Preparing for Appointments
-Build up an understanding that you are a reliable and organized patient. If you can bring in official records about your conditions (or diaries for self-reported conditions), you can help demonstrate that your accounts are reliable.
-Bring in brief handouts. Some clinicians can be impressed by and learn from information you bring in, as long as you can demonstrate that it comes from a reliable source. Consider whether having studies to cite or bringing printouts of relevant information might help get you and your healthcare workers on same page.
-Bring in a list of the concerns you hope to discuss at your appointment. I wrote a post about how to do this and why. If you show you are prepared and know what you want out of the appointment, you will be more likely to have a chance to talk about what is important to you, including your fatigue.

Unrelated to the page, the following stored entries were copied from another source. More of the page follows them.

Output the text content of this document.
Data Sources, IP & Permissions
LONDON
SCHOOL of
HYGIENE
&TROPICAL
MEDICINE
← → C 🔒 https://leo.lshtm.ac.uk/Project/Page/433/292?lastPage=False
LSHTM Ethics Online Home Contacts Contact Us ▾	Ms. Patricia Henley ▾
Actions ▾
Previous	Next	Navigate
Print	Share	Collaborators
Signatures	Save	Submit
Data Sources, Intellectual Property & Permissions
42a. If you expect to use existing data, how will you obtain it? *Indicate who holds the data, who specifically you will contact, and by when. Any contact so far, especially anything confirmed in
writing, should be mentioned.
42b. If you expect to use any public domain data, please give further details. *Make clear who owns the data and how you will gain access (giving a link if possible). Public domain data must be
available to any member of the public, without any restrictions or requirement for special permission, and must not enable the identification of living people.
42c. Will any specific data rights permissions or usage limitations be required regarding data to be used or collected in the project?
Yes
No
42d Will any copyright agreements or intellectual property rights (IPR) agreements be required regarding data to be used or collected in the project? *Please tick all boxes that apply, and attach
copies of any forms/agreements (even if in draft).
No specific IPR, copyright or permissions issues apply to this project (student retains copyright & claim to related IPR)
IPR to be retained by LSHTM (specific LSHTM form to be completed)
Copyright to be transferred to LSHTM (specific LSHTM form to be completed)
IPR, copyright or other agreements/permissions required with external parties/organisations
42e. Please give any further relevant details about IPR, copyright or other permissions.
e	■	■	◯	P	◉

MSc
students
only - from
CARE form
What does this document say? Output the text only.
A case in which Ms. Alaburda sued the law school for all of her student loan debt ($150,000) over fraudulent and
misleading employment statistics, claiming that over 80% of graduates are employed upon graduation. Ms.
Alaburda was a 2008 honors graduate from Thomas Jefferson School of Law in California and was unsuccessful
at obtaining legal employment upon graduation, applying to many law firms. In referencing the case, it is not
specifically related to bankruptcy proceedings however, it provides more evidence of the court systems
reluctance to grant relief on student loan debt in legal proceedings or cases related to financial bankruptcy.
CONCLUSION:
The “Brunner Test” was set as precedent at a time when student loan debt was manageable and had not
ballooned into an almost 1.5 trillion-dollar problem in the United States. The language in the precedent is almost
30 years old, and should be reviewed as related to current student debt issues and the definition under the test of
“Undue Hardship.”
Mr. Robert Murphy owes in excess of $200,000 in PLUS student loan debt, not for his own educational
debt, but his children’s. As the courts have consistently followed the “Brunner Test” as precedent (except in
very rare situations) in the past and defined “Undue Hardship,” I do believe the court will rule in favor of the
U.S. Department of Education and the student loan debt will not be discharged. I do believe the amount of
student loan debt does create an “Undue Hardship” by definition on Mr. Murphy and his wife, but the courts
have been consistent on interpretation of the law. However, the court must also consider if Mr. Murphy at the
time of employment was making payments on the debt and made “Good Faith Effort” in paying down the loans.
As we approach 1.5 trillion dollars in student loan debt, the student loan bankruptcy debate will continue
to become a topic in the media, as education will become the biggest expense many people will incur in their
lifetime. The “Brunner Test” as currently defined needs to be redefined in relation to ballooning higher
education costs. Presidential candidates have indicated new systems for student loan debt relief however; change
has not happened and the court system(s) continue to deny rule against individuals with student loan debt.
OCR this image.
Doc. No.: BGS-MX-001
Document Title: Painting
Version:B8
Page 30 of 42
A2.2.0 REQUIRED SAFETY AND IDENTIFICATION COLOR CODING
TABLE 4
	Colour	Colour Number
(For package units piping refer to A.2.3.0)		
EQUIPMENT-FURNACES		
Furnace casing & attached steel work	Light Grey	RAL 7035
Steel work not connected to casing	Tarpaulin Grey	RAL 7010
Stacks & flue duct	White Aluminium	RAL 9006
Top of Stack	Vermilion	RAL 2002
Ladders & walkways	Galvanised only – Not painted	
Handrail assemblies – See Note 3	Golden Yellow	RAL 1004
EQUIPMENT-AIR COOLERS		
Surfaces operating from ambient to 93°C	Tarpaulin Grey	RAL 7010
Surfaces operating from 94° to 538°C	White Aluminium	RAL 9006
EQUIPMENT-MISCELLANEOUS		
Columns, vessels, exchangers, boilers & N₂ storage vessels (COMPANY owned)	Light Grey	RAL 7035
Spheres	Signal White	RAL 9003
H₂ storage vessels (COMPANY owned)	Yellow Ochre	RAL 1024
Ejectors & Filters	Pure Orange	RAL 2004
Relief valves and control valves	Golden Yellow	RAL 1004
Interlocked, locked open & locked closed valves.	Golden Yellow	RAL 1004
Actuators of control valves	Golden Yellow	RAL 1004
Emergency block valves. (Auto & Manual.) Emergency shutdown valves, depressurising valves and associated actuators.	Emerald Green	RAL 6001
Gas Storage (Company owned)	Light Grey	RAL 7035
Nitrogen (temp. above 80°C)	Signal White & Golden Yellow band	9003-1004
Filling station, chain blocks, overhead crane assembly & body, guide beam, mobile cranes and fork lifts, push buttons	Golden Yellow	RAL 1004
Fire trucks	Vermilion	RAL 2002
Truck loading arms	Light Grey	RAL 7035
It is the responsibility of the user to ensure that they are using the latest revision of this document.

Between-Visit Soul Searching and Self Care
-Try to muster patience for as long as it helps you obtain the support you require. Being a patient sometimes means accepting the good parts of our care along with the less good. Sometimes, this means working with people you don’t particularly like, or who sometimes treat you disrespectfully. If you have patience, this can give your healthcare team the chance to learn to trust you, and to learn how to improve your care. That said, do listen to yourself. It is healthy to recognize your limits and to remove yourself from situations that feel on the whole disrespectful or unhealthy.
-Find support. If you are having trouble being heard by your healthcare team, it can help to find supportive friends/family/therapists/health professionals/online communities to vent to. This can help you feel heard and understood, even when it can’t be by parts of your healthcare team.
-If you have options, keep yourself open to the idea of changing where you seek healthcare. Not all healthcare providers have the capacity to grasp what you’re up against, or to help you. At some points, your best strategy will be to start working with someone new.